После ухода Али я долго лежу, тупо глядя в потолок своей кельи и боясь даже думать о словах работорговца. О том, что он так и поступит, как сказал – продаст меня с торгов в бордель. Или мерзкому извращенцу, как между собой шептались Ганис и тот второй, его подельник. Или продадут на королевское ложе, что, судя по всему, самое страшное из возможного…
А может это все сон или галлюцинации? И ни в какой другой мир я не попадала? Нет никакого работорговца со шрамом на брови. Нет лекаря с его отвратительным лекарством. Не было Ганиса и его дружка, собиравшихся скормить меня землюкам. И инквизитора тоже не было…
В какой-то момент, устав от разъедающего меня страха, я засыпаю и вижу сон…
Вот я, вчерашняя школьница Леночка Панова, с задорно блестящими глазами поступаю в институт на библиотечный факультет. Страшно волнуюсь и визжу от радости, найдя, наконец, свою фамилию в списках первокурсников.
Вижу себя в кафе на набережной – мы с группой отмечаем завершение первого курса. Мы веселы, беззаботны, слегка пьяны и убеждены, что впереди нас ждет только счастье.
В тот день я встретила своего Борю…
Вижу своих подруг. Тех, с кем дружила в молодости, и тех, с кем встречала старость – больше мне не с кем было.
Боря, моя единственная любовь, погиб через месяц после нашей свадьбы, и больше я замуж не выходила – никто мне не понравился ни разу. А без любви как замуж выходить? Никак. Тут я всегда была идеалисткой.
И ребеночка Боря не успел мне оставить, так и прокуковала я свой женский век в одиночку.
Сейчас-то думаю, может не права была, что так жила? Ведь сватались ко мне мужчины и не раз – в молодости я ух какой красоткой была! Статная, румянец во всю щеку, коса до попы, и фигурой природа не обидела – все при мне было.
Да только сердце так и осталось холодным. Ни один мужчина его разжечь не смог больше, словно с мужем и душа моя в могилу легла…
Это я все в том сне вижу, и рассуждаю тоже в нем. Или сон мой тоже галлюцинация?
Еще снится огромный завод, где я половину жизни проработала сначала архивариусом, а потом начальником отдела делопроизводства. Вот мы отмечаем мое назначение на должность – весело было. Зря говорят, что женский пол завистлив, в моем отделе хоть и работали одни женщины, а жили мы дружно, считай, душа в душу. За несколько десятилетий как родные стали.

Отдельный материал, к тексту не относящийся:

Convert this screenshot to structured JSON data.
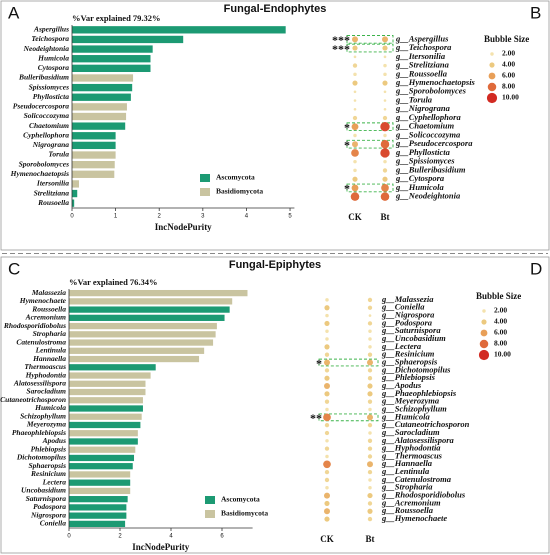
{
  "chart_data": [
    {
      "type": "barh",
      "panel_label": "A",
      "title": "Fungal-Endophytes",
      "subtitle": "%Var explained 79.32%",
      "xlabel": "IncNodePurity",
      "categories": [
        "Aspergillus",
        "Teichospora",
        "Neodeightonia",
        "Humicola",
        "Cytospora",
        "Bulleribasidium",
        "Spissiomyces",
        "Phyllosticta",
        "Pseudocercospora",
        "Solicoccozyma",
        "Chaetomium",
        "Cyphellophora",
        "Nigrograna",
        "Torula",
        "Sporobolomyces",
        "Hymenochaetopsis",
        "Itersonilia",
        "Strelitziana",
        "Rousoella"
      ],
      "series": [
        {
          "name": "Ascomycota",
          "color": "#1c9a73",
          "values": [
            4.9,
            2.55,
            1.85,
            1.8,
            1.8,
            null,
            1.38,
            1.35,
            null,
            null,
            1.22,
            1.0,
            1.0,
            null,
            null,
            null,
            null,
            0.12,
            0.05
          ]
        },
        {
          "name": "Basidiomycota",
          "color": "#c9c4a0",
          "values": [
            null,
            null,
            null,
            null,
            null,
            1.4,
            null,
            null,
            1.26,
            1.24,
            null,
            null,
            null,
            1.0,
            0.98,
            0.97,
            0.16,
            null,
            null
          ]
        }
      ],
      "xlim": [
        0,
        5.1
      ],
      "xticks": [
        0,
        1,
        2,
        3,
        4,
        5
      ]
    },
    {
      "type": "bubble",
      "panel_label": "B",
      "categories": [
        "g__Aspergillus",
        "g__Teichospora",
        "g__Itersonilia",
        "g__Strelitziana",
        "g__Roussoella",
        "g__Hymenochaetopsis",
        "g__Sporobolomyces",
        "g__Torula",
        "g__Nigrograna",
        "g__Cyphellophora",
        "g__Chaetomium",
        "g__Solicoccozyma",
        "g__Pseudocercospora",
        "g__Phyllosticta",
        "g__Spissiomyces",
        "g__Bulleribasidium",
        "g__Cytospora",
        "g__Humicola",
        "g__Neodeightonia"
      ],
      "series": [
        {
          "name": "CK",
          "values": [
            5,
            4,
            1,
            3,
            2,
            4,
            1,
            1,
            1,
            3,
            6,
            2,
            5,
            7,
            2,
            2,
            4,
            6,
            8
          ]
        },
        {
          "name": "Bt",
          "values": [
            5,
            4,
            1,
            2,
            2,
            4,
            1,
            1,
            1,
            3,
            9,
            2,
            8,
            9,
            2,
            3,
            4,
            7,
            8
          ]
        }
      ],
      "significance": [
        "***",
        "***",
        null,
        null,
        null,
        null,
        null,
        null,
        null,
        null,
        "*",
        null,
        "*",
        null,
        null,
        null,
        null,
        "*",
        null
      ],
      "size_legend": {
        "title": "Bubble Size",
        "ticks": [
          {
            "value": 2,
            "label": "2.00",
            "color": "#f4e2ad"
          },
          {
            "value": 4,
            "label": "4.00",
            "color": "#ecc97f"
          },
          {
            "value": 6,
            "label": "6.00",
            "color": "#e89f58"
          },
          {
            "value": 8,
            "label": "8.00",
            "color": "#df6a3b"
          },
          {
            "value": 10,
            "label": "10.00",
            "color": "#d22a22"
          }
        ]
      }
    },
    {
      "type": "barh",
      "panel_label": "C",
      "title": "Fungal-Epiphytes",
      "subtitle": "%Var explained 76.34%",
      "xlabel": "IncNodePurity",
      "categories": [
        "Malassezia",
        "Hymenochaete",
        "Roussoella",
        "Acremonium",
        "Rhodosporidiobolus",
        "Stropharia",
        "Catenulostroma",
        "Lentinula",
        "Hannaella",
        "Thermoascus",
        "Hyphodontia",
        "Alatosessilispora",
        "Sarocladium",
        "Cutaneotrichosporon",
        "Humicola",
        "Schizophyllum",
        "Meyerozyma",
        "Phaeophlebiopsis",
        "Apodus",
        "Phlebiopsis",
        "Dichotomopilus",
        "Sphaeropsis",
        "Resinicium",
        "Lectera",
        "Uncobasidium",
        "Saturnispora",
        "Podospora",
        "Nigrospora",
        "Coniella"
      ],
      "series": [
        {
          "name": "Ascomycota",
          "color": "#1c9a73",
          "values": [
            null,
            null,
            6.3,
            6.1,
            null,
            null,
            null,
            null,
            null,
            3.4,
            null,
            null,
            null,
            null,
            2.9,
            null,
            2.8,
            null,
            2.7,
            null,
            2.55,
            2.5,
            null,
            2.4,
            null,
            2.3,
            2.25,
            2.25,
            2.2
          ]
        },
        {
          "name": "Basidiomycota",
          "color": "#c9c4a0",
          "values": [
            7.0,
            6.4,
            null,
            null,
            5.8,
            5.75,
            5.65,
            5.3,
            5.1,
            null,
            3.2,
            3.0,
            3.0,
            2.9,
            null,
            2.85,
            null,
            2.7,
            null,
            2.6,
            null,
            null,
            2.4,
            null,
            2.4,
            null,
            null,
            null,
            null
          ]
        }
      ],
      "xlim": [
        0,
        7.2
      ],
      "xticks": [
        0,
        2,
        4,
        6
      ]
    },
    {
      "type": "bubble",
      "panel_label": "D",
      "categories": [
        "g__Malassezia",
        "g__Coniella",
        "g__Nigrospora",
        "g__Podospora",
        "g__Saturnispora",
        "g__Uncobasidium",
        "g__Lectera",
        "g__Resinicium",
        "g__Sphaeropsis",
        "g__Dichotomopilus",
        "g__Phlebiopsis",
        "g__Apodus",
        "g__Phaeophlebiopsis",
        "g__Meyerozyma",
        "g__Schizophyllum",
        "g__Humicola",
        "g__Cutaneotrichosporon",
        "g__Sarocladium",
        "g__Alatosessilispora",
        "g__Hyphodontia",
        "g__Thermoascus",
        "g__Hannaella",
        "g__Lentinula",
        "g__Catenulostroma",
        "g__Stropharia",
        "g__Rhodosporidiobolus",
        "g__Acremonium",
        "g__Roussoella",
        "g__Hymenochaete"
      ],
      "series": [
        {
          "name": "CK",
          "values": [
            2,
            4,
            2,
            4,
            2,
            2,
            4,
            3,
            5,
            3,
            4,
            5,
            4,
            3,
            2,
            7,
            3,
            3,
            2,
            3,
            2,
            7,
            3,
            3,
            2,
            5,
            4,
            5,
            4
          ]
        },
        {
          "name": "Bt",
          "values": [
            3,
            3,
            1,
            3,
            2,
            2,
            2,
            3,
            5,
            3,
            3,
            4,
            4,
            3,
            2,
            5,
            3,
            2,
            3,
            3,
            3,
            5,
            3,
            2,
            2,
            4,
            3,
            4,
            3
          ]
        }
      ],
      "significance": [
        null,
        null,
        null,
        null,
        null,
        null,
        null,
        null,
        "*",
        null,
        null,
        null,
        null,
        null,
        null,
        "**",
        null,
        null,
        null,
        null,
        null,
        null,
        null,
        null,
        null,
        null,
        null,
        null,
        null
      ],
      "size_legend": {
        "title": "Bubble Size",
        "ticks": [
          {
            "value": 2,
            "label": "2.00",
            "color": "#f4e2ad"
          },
          {
            "value": 4,
            "label": "4.00",
            "color": "#ecc97f"
          },
          {
            "value": 6,
            "label": "6.00",
            "color": "#e89f58"
          },
          {
            "value": 8,
            "label": "8.00",
            "color": "#df6a3b"
          },
          {
            "value": 10,
            "label": "10.00",
            "color": "#d22a22"
          }
        ]
      }
    }
  ]
}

Картинки сменяют одна другую. Вижу, как празднуем какой-то Новый год в отделе. Столы накрыли, елочку нарядили… Вот Восьмое марта, цветы, подарки от мужчин… Вот меня провожают на пенсию. А вот я умираю…
Таю в какой-то серой дымке, а вместо меня появляется девушка, совсем юная в нежном розовом платье. Золотоволосая, тоненькая, как тростиночка, с ещё не оформившейся фигурой и угловатыми движениями. Я не вижу ее лица – там размытое пятно – но я знаю, что она очень хорошенькая.

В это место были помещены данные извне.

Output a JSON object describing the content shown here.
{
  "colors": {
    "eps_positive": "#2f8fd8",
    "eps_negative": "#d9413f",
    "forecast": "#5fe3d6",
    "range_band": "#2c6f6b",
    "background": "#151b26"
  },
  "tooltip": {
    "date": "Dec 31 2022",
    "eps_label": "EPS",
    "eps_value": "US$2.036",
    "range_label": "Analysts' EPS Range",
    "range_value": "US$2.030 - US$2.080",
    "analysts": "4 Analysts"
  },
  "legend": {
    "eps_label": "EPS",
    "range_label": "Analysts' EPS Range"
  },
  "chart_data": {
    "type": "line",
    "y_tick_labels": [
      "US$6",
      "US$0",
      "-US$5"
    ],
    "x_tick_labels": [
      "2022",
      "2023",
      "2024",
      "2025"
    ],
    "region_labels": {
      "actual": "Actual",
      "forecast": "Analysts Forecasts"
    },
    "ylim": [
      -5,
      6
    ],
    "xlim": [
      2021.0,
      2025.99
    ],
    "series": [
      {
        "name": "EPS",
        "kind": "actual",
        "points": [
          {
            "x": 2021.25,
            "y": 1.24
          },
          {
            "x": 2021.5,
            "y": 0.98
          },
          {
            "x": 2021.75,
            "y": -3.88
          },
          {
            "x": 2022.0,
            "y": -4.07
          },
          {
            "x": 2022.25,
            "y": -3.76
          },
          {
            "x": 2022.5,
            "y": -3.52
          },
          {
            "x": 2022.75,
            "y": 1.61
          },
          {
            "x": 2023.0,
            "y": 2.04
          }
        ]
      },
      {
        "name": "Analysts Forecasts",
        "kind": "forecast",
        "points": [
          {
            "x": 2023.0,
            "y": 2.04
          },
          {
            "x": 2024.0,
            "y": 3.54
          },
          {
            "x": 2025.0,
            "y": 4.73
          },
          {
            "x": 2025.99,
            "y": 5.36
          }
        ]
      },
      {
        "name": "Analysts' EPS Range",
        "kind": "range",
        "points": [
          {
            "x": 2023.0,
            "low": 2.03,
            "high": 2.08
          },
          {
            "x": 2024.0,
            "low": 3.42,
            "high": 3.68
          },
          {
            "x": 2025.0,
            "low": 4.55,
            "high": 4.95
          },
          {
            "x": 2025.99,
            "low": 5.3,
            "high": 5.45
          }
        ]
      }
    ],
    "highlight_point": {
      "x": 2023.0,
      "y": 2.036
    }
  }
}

Она машет мне рукой и тонкий, почти детский голос произносит:
– Живи, Леночка… Тебе нужнее…
Выныриваю из кошмара вся в поту. Долго лежу, приходя в себя. Слушаю бешеный стук сердца и рыдаю – теперь я уверена, что там, в своем мире я умерла. И девочка эта тоже – отдала мне свое тело, а сама почему-то ушла. Я поднимаю руку, затем вторую. Подношу их к глазам и долго рассматриваю. Они тонкие, как веточки, все в желто-зеленых пятнах застарелых синяков. Пальцы и запястья изящные, словно у принцессы, – у меня, у Леночки, никогда таких не было. Я всегда была кровь с молоком.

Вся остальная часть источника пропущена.